While road tolls and other forms of mobility pricing are excellent ways to manage traffic congestion, they come with potential costs to businesses. And city hall may be tempted to use road tolls as revenue tools to fund other spending. That would be a mistake. Instead, council should find a way to make mobility pricing “revenue neutral”—that is, so there’s no change in the amount of revenue coming into city hall coffers.
Mobility pricing is a well-studied issue. Traffic congestion in major cities is virtually inevitable without direct road-pricing for the same reason free money doesn’t linger on the sidewalk—if it’s free, someone will take it, whether it’s a 10-dollar bill or a lane of traffic. If there isn’t a price on using a particular road at a particular time, people will treat it like it’s free. The fact that they pay gas taxes, vehicle registration fees and so on does not change the psychology of “free” roads.
The economics of road-pricing are illustrated by a U.S. study (The Fundamental Law of Road Congestion), which found that vehicle kilometres travelled in U.S. cities increase proportionately to interstate highway kilometres. In other words, a one per cent increase in kilometres of highway leads to a one per cent increase in road use. Traffic congestion stays the same.
Notably, the study authors also find that public transportation does not impact vehicle kilometres travelled. This leaves road-pricing as the only viable option for mitigating traffic congestion, unless travel patterns fundamentally change post-COVID (say, if telecommuting becomes the widespread norm).
Of course, the byproduct of mobility pricing is government revenue.
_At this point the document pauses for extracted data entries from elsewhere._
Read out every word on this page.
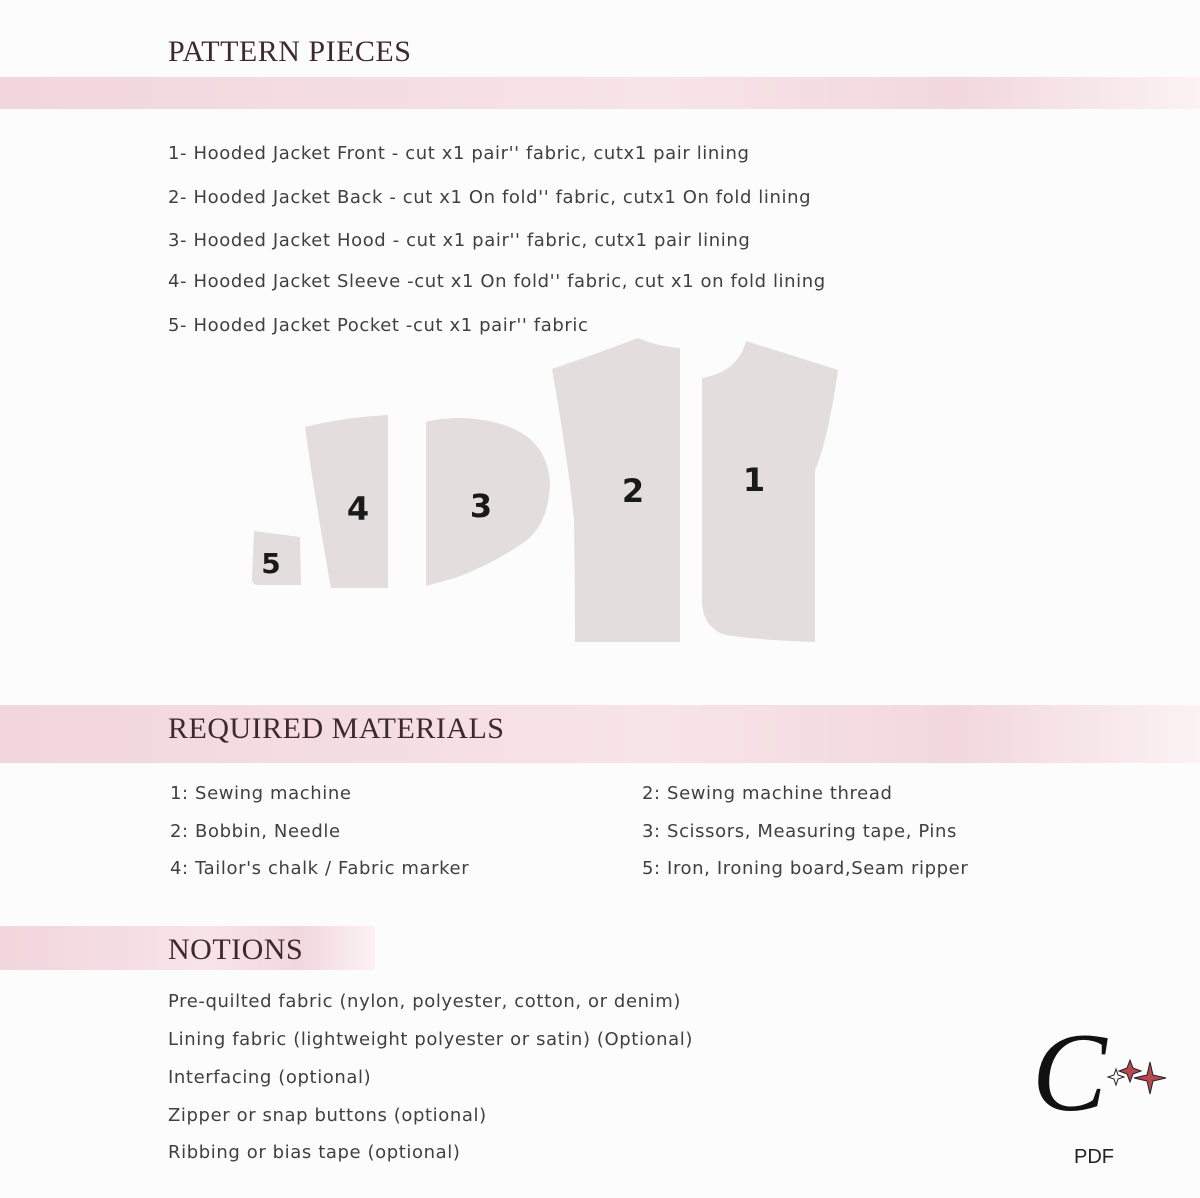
PATTERN PIECES
1- Hooded Jacket Front - cut x1 pair'' fabric, cutx1 pair lining
2- Hooded Jacket Back - cut x1 On fold'' fabric, cutx1 On fold lining
3- Hooded Jacket Hood - cut x1 pair'' fabric, cutx1 pair lining
4- Hooded Jacket Sleeve -cut x1 On fold'' fabric, cut x1 on fold lining
5- Hooded Jacket Pocket -cut x1 pair'' fabric
4	3	2	1
5
REQUIRED MATERIALS
1: Sewing machine
2: Bobbin, Needle
4: Tailor's chalk / Fabric marker
2: Sewing machine thread
3: Scissors, Measuring tape, Pins
5: Iron, Ironing board,Seam ripper
NOTIONS
Pre-quilted fabric (nylon, polyester, cotton, or denim)
Lining fabric (lightweight polyester or satin) (Optional)
Interfacing (optional)
Zipper or snap buttons (optional)
Ribbing or bias tape (optional)
C
PDF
While there are many things governments can do with mobility pricing money, it seems likely that politicians would want to spend it on their own priorities. This could potentially undermine the viability of mobility pricing. After all, the main point of mobility pricing is to limit the amount of vehicle traffic on the road at any given time. While some people will carpool or take public transportation when faced with road tolls, some will simply forego trips. This could hurt some businesses in Vancouver. So it would be a mistake for city hall to treat this new revenue from mobility pricing as free money.
Instead, Vancouver Mayor Kennedy Stewart and city council should use the new revenue to reduce commercial and industrial property taxes, which are more than three times the rate of residential property taxes. That would help offset potential harm to businesses in the city. And while not the most politically attractive use of money, it would address one of the primary downsides of road-pricing.
This is particularly important given that the Greater Vancouver Area has more than just one municipality. Businesses can pull-up stakes and move to Burnaby or Surrey if Vancouver becomes too expensive or inconvenient. Crucially, introducing mobility pricing will help Vancouver businesses remain competitive. Of course, a regional mobility pricing plan could alleviate some of these concerns. But regional efforts have gone nowhere.
Clearly, mobility pricing would help the City of Vancouver tackle traffic congestion. But it would come with costs to some businesses. Using the revenue to offset those costs would be a win-win for the city.